For instance, providing a good amount of pre-visit information so that disabled people can anticipate their experience on your site can also demonstrate your willingness to accommodate their needs. You can do this through your website and social media channels (while ensuring that alt text is provided, and hash tags are written in camel case) and by providing an accessibility and sensory guide
Accessibility and Sensory Guides are fast-becoming a standard of the overall visitor experience in public recreation and entertainment settings. Working very much in the same way as a traditional leaflet or brochure, Access and Sensory Guides provide details of what there is to see and do at a particular space, while also offering information to visitors about inclusion and access. Typically, this would include provisions and modifications available that allow disabled people to participate, such as:


- Accessible walking routes provision
- Changing Places and Accessible WCs
- Cafes and refreshment areas
- Split-height information desks
- On-site staff availability
- Wayfinding and signage
- Accessible Parking
- Hazard identification
As a team of disabled people, Direct Access understands what it’s like to want to go somewhere, arrive on site, and realise that due to a lack of accessibility issues we are unable to participate, effectively wasting time, money, and in some extreme cases risk affecting health and mental wellbeing.

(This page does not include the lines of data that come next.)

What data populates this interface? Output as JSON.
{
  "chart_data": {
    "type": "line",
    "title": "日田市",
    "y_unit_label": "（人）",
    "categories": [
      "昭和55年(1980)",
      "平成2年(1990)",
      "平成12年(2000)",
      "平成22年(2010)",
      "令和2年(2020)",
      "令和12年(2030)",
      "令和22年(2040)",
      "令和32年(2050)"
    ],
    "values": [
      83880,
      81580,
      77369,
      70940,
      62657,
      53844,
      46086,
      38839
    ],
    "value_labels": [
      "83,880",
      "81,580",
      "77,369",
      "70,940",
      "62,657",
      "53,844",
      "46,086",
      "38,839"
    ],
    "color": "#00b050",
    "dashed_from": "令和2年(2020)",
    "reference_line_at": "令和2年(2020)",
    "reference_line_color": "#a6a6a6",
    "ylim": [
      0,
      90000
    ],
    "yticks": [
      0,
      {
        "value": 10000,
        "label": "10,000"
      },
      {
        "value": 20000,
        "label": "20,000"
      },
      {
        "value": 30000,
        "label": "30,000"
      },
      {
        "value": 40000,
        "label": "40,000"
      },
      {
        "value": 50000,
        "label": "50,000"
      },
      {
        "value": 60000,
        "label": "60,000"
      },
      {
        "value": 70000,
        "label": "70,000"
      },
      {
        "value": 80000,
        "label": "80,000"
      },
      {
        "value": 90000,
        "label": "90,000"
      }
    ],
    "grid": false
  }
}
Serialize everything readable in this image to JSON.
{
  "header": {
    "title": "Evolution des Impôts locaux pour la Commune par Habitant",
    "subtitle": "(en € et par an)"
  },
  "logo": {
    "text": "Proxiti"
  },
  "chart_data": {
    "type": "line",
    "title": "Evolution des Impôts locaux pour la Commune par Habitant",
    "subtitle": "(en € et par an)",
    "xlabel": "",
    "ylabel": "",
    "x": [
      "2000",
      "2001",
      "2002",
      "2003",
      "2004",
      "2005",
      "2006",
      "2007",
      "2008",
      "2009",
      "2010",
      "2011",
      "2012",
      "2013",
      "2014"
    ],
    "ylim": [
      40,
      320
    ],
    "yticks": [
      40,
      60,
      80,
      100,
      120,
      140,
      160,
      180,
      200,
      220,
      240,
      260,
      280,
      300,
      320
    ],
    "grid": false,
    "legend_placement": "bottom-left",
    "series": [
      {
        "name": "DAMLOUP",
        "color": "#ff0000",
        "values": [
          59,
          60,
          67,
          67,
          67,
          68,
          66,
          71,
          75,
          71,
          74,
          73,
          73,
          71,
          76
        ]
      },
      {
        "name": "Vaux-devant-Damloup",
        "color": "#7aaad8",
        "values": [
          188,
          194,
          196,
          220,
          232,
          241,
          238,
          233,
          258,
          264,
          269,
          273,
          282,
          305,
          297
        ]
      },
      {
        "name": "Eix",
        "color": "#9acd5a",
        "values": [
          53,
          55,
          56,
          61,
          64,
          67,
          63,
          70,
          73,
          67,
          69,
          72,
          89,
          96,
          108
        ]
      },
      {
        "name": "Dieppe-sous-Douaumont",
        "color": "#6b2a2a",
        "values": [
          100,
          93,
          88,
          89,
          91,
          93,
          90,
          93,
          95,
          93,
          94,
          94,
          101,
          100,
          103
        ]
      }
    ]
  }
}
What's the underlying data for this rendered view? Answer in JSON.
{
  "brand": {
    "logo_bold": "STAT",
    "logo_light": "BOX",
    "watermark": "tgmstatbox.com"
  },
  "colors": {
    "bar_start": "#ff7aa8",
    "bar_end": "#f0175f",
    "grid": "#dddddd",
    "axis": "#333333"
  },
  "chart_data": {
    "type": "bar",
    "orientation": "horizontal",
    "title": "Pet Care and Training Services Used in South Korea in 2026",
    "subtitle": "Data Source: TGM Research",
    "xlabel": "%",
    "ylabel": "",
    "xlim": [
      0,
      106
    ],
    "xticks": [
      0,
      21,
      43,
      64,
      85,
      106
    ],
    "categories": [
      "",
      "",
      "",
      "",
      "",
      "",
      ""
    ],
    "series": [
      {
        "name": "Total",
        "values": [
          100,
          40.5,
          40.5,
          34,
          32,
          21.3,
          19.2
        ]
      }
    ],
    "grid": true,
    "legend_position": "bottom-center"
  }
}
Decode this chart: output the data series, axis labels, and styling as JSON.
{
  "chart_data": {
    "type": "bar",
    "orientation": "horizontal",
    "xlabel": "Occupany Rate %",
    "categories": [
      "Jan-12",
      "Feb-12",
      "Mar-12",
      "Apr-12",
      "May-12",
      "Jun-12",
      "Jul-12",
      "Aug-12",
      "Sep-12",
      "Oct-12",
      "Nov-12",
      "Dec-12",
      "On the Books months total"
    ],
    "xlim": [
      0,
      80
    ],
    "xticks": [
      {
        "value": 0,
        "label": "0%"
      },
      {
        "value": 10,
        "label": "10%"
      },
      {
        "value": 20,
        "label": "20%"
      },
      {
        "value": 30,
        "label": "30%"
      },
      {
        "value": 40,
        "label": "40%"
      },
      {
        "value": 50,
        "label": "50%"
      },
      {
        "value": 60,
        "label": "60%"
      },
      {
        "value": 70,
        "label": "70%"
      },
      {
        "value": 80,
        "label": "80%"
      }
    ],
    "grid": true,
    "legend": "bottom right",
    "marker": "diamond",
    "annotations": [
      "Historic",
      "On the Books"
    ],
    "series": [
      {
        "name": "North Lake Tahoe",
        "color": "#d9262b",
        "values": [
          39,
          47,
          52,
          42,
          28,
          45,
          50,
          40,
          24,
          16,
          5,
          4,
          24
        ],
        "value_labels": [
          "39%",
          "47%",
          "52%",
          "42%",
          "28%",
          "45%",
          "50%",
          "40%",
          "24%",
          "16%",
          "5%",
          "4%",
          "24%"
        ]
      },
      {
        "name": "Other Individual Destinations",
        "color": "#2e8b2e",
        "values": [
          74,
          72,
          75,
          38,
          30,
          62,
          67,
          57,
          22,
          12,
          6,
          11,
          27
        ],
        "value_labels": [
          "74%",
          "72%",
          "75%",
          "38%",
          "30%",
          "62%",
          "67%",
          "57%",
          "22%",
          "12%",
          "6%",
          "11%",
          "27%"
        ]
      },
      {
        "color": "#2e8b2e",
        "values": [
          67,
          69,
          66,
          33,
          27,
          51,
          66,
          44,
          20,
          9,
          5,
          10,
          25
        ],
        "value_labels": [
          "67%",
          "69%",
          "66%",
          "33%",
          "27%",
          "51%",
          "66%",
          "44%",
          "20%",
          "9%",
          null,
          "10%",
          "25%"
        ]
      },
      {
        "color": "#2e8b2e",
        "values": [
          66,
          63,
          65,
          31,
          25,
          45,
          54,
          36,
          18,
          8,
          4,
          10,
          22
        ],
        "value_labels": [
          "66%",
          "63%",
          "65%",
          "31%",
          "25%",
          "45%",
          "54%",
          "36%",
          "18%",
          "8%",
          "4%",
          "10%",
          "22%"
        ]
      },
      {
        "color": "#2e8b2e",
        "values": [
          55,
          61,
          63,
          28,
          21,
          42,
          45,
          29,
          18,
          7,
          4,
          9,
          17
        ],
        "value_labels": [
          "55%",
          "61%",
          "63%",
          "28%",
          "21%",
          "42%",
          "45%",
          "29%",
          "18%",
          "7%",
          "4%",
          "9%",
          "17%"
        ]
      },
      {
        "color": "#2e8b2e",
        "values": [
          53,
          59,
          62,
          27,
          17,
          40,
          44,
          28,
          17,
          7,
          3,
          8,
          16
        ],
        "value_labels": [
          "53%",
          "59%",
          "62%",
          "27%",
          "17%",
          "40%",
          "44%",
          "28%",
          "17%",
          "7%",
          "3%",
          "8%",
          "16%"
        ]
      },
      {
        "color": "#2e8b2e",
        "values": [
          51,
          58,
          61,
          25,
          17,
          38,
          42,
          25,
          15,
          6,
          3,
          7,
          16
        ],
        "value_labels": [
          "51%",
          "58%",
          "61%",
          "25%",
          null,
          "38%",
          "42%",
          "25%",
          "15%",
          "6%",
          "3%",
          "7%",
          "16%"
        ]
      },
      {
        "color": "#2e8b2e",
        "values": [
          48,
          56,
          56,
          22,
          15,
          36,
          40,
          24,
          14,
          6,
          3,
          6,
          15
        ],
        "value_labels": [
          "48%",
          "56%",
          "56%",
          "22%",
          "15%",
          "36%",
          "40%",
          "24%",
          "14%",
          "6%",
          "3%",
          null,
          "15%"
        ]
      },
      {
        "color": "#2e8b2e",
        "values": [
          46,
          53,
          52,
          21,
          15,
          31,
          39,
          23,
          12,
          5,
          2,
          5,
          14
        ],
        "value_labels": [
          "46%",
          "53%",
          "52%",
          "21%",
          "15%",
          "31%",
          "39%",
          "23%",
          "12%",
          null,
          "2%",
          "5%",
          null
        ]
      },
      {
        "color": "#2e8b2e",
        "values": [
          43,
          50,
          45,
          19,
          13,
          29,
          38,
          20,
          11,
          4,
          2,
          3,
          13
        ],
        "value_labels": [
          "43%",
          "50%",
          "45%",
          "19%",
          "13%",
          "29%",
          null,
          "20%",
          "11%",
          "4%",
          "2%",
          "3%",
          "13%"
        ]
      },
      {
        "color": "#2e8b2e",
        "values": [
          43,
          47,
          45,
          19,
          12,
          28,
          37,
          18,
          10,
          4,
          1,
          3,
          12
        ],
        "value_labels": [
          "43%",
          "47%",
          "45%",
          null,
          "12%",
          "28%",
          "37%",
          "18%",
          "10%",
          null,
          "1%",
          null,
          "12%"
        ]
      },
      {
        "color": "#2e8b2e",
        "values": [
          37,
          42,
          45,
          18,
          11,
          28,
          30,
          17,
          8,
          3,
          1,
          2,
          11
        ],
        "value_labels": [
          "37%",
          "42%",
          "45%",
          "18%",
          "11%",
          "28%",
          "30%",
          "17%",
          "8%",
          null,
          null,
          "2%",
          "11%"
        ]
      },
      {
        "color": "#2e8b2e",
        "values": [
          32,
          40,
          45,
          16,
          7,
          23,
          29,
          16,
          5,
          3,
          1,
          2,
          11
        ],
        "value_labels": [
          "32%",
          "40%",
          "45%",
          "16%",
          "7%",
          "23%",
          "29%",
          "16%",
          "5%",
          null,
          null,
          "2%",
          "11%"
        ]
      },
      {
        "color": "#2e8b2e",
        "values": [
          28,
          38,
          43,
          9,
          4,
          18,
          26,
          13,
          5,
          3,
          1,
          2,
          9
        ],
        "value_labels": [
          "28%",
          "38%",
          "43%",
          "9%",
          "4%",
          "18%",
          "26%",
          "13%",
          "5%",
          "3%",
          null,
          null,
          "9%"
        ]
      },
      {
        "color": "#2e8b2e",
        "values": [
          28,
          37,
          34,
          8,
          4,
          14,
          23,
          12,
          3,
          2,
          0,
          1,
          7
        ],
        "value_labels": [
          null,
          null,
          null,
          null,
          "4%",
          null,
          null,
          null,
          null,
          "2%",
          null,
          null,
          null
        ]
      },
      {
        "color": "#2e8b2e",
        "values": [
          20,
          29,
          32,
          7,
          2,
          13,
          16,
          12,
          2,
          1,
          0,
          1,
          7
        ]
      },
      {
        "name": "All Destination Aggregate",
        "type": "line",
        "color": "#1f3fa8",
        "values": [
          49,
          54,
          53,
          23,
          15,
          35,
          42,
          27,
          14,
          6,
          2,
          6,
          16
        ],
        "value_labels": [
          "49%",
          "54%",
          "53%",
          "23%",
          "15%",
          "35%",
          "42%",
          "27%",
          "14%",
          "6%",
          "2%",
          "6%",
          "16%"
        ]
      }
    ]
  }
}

Whether your site or facility could be considered truly inclusive or not, providing an Access Guide allows site owners to be transparent with their audience about the realities of their on-site accessibility provision, respecting the time of both existing visitors and new potential visitors.

Since navigation through space is a multi-sensory “problem solving” task, which requires the use of four out of our five senses (smell is not often utilised but remains a way many people associate themselves with a particular place), it goes without saying that one wayfinding approach will not be suitable for everybody.
Broadly, wayfinding should comply with the Equality Act 2010 and the 1995 Disability Discrimination Act by removing physical barriers to access for all disabled people. Signs and wayfinding should be easily interpreted by all, lighting must be good at all points of interest, and areas where navigation will be required such as information desks, corridors, external pathways, fire exits etc.
Some key considerations to make (which apply specifically to site signage) are;
- being well lit for legibility (without glare, no matter the time of day)
- have a matt finish or gloss factor of no more than 15%
- have a high contrast between text and sign background
- have a high contrast between the sign and its surface
- be positioned consistently
- use a larger type size for signs suspended from the ceiling than
- signs positioned at eye level (to compensate for viewing distances)
- be able to withstand weather conditions if out in the elements, and replaced in circumstances where it takes damage
- interpretable, regardless of the time of day
These wayfinding resources should be detailed enough to provide a good overview of a site but be designed in such a way that a person can easily locate a point of interest and quickly decide on a direction to get to said point of interest (even if it’s at a considerable distance away). This applies to everything from the location of WCs and Changing Place facilities to on-site cafes, car parks, and lifts.